Home / All Jobs / Business / Correspondence Clerks
Administrative support and correspondence handling

Correspondence Clerks

Correspondence clerks read incoming letters and messages, sort out what each one needs, and write replies for billing problems, claims, credit questions, and complaints. The work is distinct because it depends on careful reading, clear writing, and knowing when to answer directly versus send a case to another department. The tradeoff is that the job is steady and learnable without much schooling, but a lot of the work is repetitive and increasingly vulnerable to templates, self-service systems, and automation.

Also known as Correspondence SpecialistCorrespondence RepresentativeCorrespondence ProcessorCorrespondence AssociateCorrespondence Analyst
Median Salary
$46,740
Mean $46,610
U.S. Workforce
~6K
0.7K openings per year
10-Year Growth
+-5.6%
6.9K to 6.5K
Entry Education
High school diploma or equivalent
+ None experience

What This Role Looks Like in Practice

Correspondence Clerks sits in the Business category. In practical terms, this role combines day-to-day execution, cross-team coordination, and consistent decision-making under real business constraints.

U.S. employment is currently about ~6K workers, with a median annual pay of $46,740 and roughly 0.7K openings each year. Based on BLS projections, total employment is expected to decline from 6.9 K in 2024 to 6.5K in 2034.

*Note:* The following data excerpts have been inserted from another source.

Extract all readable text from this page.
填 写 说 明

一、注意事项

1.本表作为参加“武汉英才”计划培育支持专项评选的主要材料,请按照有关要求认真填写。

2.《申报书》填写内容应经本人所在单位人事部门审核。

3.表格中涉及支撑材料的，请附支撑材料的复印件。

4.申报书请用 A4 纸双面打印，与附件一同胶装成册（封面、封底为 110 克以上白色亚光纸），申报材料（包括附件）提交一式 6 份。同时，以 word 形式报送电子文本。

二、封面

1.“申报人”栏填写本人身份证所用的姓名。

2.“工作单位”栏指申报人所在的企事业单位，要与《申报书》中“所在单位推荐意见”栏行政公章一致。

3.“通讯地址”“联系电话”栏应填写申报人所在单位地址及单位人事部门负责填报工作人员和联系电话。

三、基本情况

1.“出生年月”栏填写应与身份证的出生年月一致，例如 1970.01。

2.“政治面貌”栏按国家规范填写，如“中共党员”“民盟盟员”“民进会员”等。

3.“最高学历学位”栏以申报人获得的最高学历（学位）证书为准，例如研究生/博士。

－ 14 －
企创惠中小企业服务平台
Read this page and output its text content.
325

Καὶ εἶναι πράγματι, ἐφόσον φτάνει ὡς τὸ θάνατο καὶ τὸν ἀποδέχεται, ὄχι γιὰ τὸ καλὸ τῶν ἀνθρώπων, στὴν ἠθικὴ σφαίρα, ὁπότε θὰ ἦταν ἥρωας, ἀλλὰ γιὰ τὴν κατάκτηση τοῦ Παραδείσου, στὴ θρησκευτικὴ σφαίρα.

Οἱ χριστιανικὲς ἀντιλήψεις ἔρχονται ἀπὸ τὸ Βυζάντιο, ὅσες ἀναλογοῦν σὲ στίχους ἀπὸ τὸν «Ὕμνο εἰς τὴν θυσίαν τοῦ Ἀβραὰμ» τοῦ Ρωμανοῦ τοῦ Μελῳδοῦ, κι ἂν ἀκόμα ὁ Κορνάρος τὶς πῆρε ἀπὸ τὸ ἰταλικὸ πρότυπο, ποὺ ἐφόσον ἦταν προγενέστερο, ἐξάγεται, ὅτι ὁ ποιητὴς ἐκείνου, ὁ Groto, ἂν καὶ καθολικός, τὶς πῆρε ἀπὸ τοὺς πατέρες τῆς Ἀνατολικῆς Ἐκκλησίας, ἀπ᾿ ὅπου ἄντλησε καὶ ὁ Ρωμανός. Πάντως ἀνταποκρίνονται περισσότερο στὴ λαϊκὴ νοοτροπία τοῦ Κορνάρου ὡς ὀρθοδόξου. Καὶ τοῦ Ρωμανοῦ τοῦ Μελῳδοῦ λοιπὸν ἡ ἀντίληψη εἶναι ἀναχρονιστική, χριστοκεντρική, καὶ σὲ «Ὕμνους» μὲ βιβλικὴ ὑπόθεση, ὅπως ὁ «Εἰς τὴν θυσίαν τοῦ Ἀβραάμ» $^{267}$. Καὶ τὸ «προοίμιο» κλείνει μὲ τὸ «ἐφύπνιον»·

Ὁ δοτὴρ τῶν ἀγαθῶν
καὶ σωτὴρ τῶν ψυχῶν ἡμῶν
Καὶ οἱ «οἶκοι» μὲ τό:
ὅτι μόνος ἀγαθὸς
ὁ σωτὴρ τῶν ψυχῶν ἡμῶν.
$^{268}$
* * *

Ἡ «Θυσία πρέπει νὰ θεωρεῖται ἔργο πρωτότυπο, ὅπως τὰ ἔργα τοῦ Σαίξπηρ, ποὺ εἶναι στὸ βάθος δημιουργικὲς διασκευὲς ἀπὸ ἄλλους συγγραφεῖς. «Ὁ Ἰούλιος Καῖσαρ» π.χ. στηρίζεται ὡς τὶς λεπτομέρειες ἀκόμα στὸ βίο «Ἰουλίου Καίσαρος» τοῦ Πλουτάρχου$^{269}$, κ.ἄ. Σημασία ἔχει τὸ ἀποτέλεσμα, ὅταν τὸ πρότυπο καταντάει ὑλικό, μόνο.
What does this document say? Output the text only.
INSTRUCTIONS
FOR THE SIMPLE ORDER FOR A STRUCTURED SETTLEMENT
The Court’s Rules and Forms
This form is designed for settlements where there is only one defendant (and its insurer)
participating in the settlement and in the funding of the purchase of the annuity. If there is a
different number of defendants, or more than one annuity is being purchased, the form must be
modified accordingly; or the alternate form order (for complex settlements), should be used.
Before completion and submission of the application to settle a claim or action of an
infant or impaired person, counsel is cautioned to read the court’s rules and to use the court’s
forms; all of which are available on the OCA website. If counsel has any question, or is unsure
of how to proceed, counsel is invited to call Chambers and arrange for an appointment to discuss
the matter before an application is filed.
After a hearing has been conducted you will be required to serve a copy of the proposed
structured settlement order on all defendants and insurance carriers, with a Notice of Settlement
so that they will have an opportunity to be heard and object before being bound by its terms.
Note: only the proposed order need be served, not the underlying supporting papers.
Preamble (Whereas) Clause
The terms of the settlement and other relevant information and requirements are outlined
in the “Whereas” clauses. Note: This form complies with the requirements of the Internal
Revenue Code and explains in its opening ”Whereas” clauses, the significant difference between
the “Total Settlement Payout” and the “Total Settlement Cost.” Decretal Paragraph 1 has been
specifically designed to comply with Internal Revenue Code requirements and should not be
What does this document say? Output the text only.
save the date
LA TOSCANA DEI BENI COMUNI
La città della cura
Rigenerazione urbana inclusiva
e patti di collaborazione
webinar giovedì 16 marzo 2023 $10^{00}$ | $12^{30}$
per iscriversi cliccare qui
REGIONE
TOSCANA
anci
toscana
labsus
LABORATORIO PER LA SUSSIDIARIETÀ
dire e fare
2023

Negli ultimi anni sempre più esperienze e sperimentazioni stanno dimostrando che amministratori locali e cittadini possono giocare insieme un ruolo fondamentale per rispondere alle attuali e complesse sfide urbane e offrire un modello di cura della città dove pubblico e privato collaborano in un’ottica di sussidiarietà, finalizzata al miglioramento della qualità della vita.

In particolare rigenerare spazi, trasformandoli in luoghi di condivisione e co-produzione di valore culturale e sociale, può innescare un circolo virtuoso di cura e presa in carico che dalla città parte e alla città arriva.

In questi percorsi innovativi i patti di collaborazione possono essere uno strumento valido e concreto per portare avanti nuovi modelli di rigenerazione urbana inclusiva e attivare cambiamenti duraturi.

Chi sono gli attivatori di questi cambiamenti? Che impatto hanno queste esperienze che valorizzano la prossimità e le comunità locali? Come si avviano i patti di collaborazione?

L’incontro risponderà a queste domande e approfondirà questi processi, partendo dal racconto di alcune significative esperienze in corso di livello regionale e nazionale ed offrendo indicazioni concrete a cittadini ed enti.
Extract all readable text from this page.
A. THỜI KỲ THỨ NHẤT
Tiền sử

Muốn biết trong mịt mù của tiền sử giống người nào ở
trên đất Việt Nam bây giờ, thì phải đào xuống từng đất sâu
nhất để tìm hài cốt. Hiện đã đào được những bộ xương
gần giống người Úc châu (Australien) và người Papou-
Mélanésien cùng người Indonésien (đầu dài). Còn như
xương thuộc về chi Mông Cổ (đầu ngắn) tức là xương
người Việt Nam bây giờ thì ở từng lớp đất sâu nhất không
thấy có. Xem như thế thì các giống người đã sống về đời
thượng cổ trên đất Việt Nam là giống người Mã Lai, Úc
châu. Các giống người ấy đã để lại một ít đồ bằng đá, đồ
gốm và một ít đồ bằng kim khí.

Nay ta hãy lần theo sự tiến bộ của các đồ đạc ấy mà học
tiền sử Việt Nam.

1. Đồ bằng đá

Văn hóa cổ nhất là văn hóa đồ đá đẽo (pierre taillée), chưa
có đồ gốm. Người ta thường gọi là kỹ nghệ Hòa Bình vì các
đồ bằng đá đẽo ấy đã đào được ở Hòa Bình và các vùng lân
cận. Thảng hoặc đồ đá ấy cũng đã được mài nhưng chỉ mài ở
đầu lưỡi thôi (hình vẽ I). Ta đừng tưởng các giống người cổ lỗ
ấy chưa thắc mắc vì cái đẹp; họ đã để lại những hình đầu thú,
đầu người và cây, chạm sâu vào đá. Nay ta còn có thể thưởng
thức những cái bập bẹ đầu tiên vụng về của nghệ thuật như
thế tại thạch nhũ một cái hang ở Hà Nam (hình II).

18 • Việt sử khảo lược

Most hiring paths start with High school diploma or equivalent, and employers typically expect none of related experience. Many careers in this track begin around Clerical Assistant and can progress toward Office Operations Supervisor. High-value skills usually include Business Writing & Letter Drafting, Reading Records, Policies & Case Files, and Microsoft Outlook, Word & Excel, paired with soft skills such as Clear spoken communication, Critical thinking, and Judgment and decision making.

Core Responsibilities

A Day in the Life

01 Read incoming letters, emails, and forms to figure out what the customer or requester needs.
02 Write replies for issues like billing mistakes, damaged goods, credit questions, complaints, and overdue accounts.
03 Pull the right records, check them for missing or incorrect details, and attach the needed paperwork before answering.
04 Keep correspondence files organized so the office can track what has been answered, what is still open, and where each case went.
05 Send requests to the right department when another team needs to handle the response.
06 Prepare reports, calculate copy or record fees, and send payment requests when someone owes money for documents.

Industries That Hire

🛡️
Insurance
State Farm, Progressive, The Hartford
🏦
Banking and Consumer Finance
JPMorgan Chase, Bank of America, Wells Fargo
🏥
Healthcare Administration
UnitedHealth Group, Kaiser Permanente, HCA Healthcare
🏛️
Government and Public Administration
Internal Revenue Service, Social Security Administration, U.S. Postal Service
📞
Telecom and Utilities
AT&T, Verizon, Comcast

Pros and Cons

Advantages
+ You can enter the job with a high school diploma, no prior work experience, and short-term on-the-job training.
+ The work is mostly office-based and computer-driven, so the day-to-day routine is structured and easy to learn.
+ It builds useful skills in writing, records handling, and customer communication that can transfer to claims, billing, and other admin jobs.
+ The median pay is $46,740, which is solid for a role that does not require a degree or years of schooling.
+ There are still about 0.7 thousand annual openings, so people do leave the field even though overall employment is shrinking.
Challenges
- Employment is projected to fall 5.6% from 6.9 thousand jobs in 2024 to 6.5 thousand in 2034, so demand is moving the wrong way.
- A lot of the work can be replaced by templates, portals, and automated case-routing systems, which puts real pressure on long-term demand.
- Pay is capped fairly low for many workers; the mean annual wage is $46,610 and the median is $46,740.
- The work can be repetitive because you spend much of the day checking records, matching details, and sending similar kinds of replies.
- The job can be a dead-end if you stay in the same title too long, since advancement often means moving into claims, customer service leadership, or office management instead of moving up inside correspondence work.